Options are about to multiply for 12-million Americans trapped in ObamaCare plans, the 12% uninsured, and others ACA victims, with coming new proposals from the Trump administration. After signing “Right to Try” into law Wednesday, President Trump hinted that these changes are mere weeks away.
Once the new policies are in place, new lower cost and flexible insurance alternatives will be unleashed, freeing Americans from disruptive (in a bad way) ObamaCare rules that drive up costs and decrease patients’ and workers’ choices.
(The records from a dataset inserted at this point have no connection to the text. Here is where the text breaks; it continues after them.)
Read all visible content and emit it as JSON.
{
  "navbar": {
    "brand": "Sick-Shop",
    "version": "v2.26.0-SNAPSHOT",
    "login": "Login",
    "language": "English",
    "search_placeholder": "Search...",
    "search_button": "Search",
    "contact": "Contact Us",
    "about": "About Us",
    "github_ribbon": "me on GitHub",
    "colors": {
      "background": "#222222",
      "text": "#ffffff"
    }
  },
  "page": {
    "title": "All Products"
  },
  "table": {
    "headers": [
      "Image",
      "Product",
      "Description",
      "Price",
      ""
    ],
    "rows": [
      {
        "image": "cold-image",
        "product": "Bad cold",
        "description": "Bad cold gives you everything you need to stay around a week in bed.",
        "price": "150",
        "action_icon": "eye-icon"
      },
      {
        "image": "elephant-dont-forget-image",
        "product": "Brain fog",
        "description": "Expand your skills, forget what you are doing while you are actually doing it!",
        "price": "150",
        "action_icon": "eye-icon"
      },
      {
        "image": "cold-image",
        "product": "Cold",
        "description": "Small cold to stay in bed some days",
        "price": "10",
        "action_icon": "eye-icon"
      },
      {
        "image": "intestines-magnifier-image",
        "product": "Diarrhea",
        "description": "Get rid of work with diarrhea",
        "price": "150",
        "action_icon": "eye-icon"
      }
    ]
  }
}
Here are the two expected policies plus one hack that will floor the accelerator on their impact:
First, the Department of Labor is set to expand the availability of Association Health Plans. These will give Americans with common connections the ability to join together in plans they control. Less regulation is not the only advantage of AHPs, although savings will be significant: an estimated $9,700 a year less compared to the individual market by 2022, reports Avalere. Escaping state-based mandates is another advantage; these plans can be sold across state lines. In addition, association plans will allow employees to more readily keep their plan if their work situation changes.
The second anticipated policy, this one from the Department of Health and Human Security, will increase access to short term health insurance plans that are almost completely free of failed ACA requirements. Under President Obama, these plans were limited to 90 days of coverage, but Secretary Azar is expected to extend the limit to 364 days. Coverage in such a plan would costs on average $342 a month, vs. $619 per month for an exchange plan, reports Michael Cannon of CATO. Mr. Cannon also suggests the administration should allow short term plans to offer guaranteed renewability or even sell the guarantees separately (he estimates the average cost at $86/month). Renewability options would not only help consumers retain these plans long term, but would also inhibit expensive enrollees from being pushed back into the ACA exchanges.
Both of these proposals are going to help Americans; however the Trump administration could turbo-charge these good ideas with one simple hack. One sleek additional change to federal policy would lower costs even further, while increasing patients’ access to high quality care.
What else should the Trump administration do immediately? It’s simple: let patients use Health Savings Accounts (HSAs) for Direct Primary Care (DPC).
Most people already know about HSAs but, perhaps aren’t yet familiar with DPC, a direct arrangement between doctors and patients, that cuts the red tape out of health care, kicks the bureaucrats out of the exam room, and is set to sweep across the U.S. Dr. Marilyn Singleton explains DPC like this: “The Direct Primary Care (DPC) model is burgeoning as patients yearn for quality time with their doctor at an affordable price. Here, all primary care services and access to basic commonly used drugs at wholesale prices are included in a fixed transparent price,” often around $50 to 75 per month.
The bottom line is DPC saves money for patients and downstream payers (like Medicare), increases quality of care, and it relieves physicians of counterproductive red-tape hassles that are driving them out of practice. DPC is a win-win-win.
You’d think everyone would agree that encouraging the use of DPC is a no-brainer. Shockingly, the Internal Revenue Service is blocking the use of this innovation for the 30 million Americans with HSAs. Thanks to a letter issued by Obama’s IRS commissioner, John Koskinen (yes the same one who stonewalled efforts by Congress to investigate IRS retaliation against conservatives) patients are prohibited from contributing to their HSA if they are in a DPC practice. To add insult to injury, HSA funds cannot be used for DPC.
As the public becomes aware of this flawed IRS decree —deserving of a blue ribbon in the Health Policy Hall of Shame—momentum grows for change. Just last month, Senators Ted Cruz and Ron Johnson wrote Treasury asking for a reversal. In addition 1,125 patients and doctors have asked Congress to pass the Primary Care Enhancement Act (HR 365/S 1358) and force the IRS to change its misguided interpretation of law.
Disrupting (in a good way) Koskinen’s obstruction of patient freedom must be a priority for the Trump Administration as it moves forward with other reforms to remedy past policy disasters. Allowing patients to use HSAs for DPC will turbo-charge the ability of patients with short term and Association-based plans to make their health care dollar go even further and get the best care from the physicians of their choice.
Need one last reason, President Trump? DPC will boost your plans to lower prescription drug costs. A 72-year old female patient with multiple chronic conditions purchases all nine of her medications through a Direct Primary Care office in Allentown, Pennsylvania for $14.63 per month. Through Medicare “coverage” her cost would be $294.25 per month.
There is simply no legitimate reason for blocking patients with HSAs from DPC physicians … unless you are a middleman profiting off the status quo.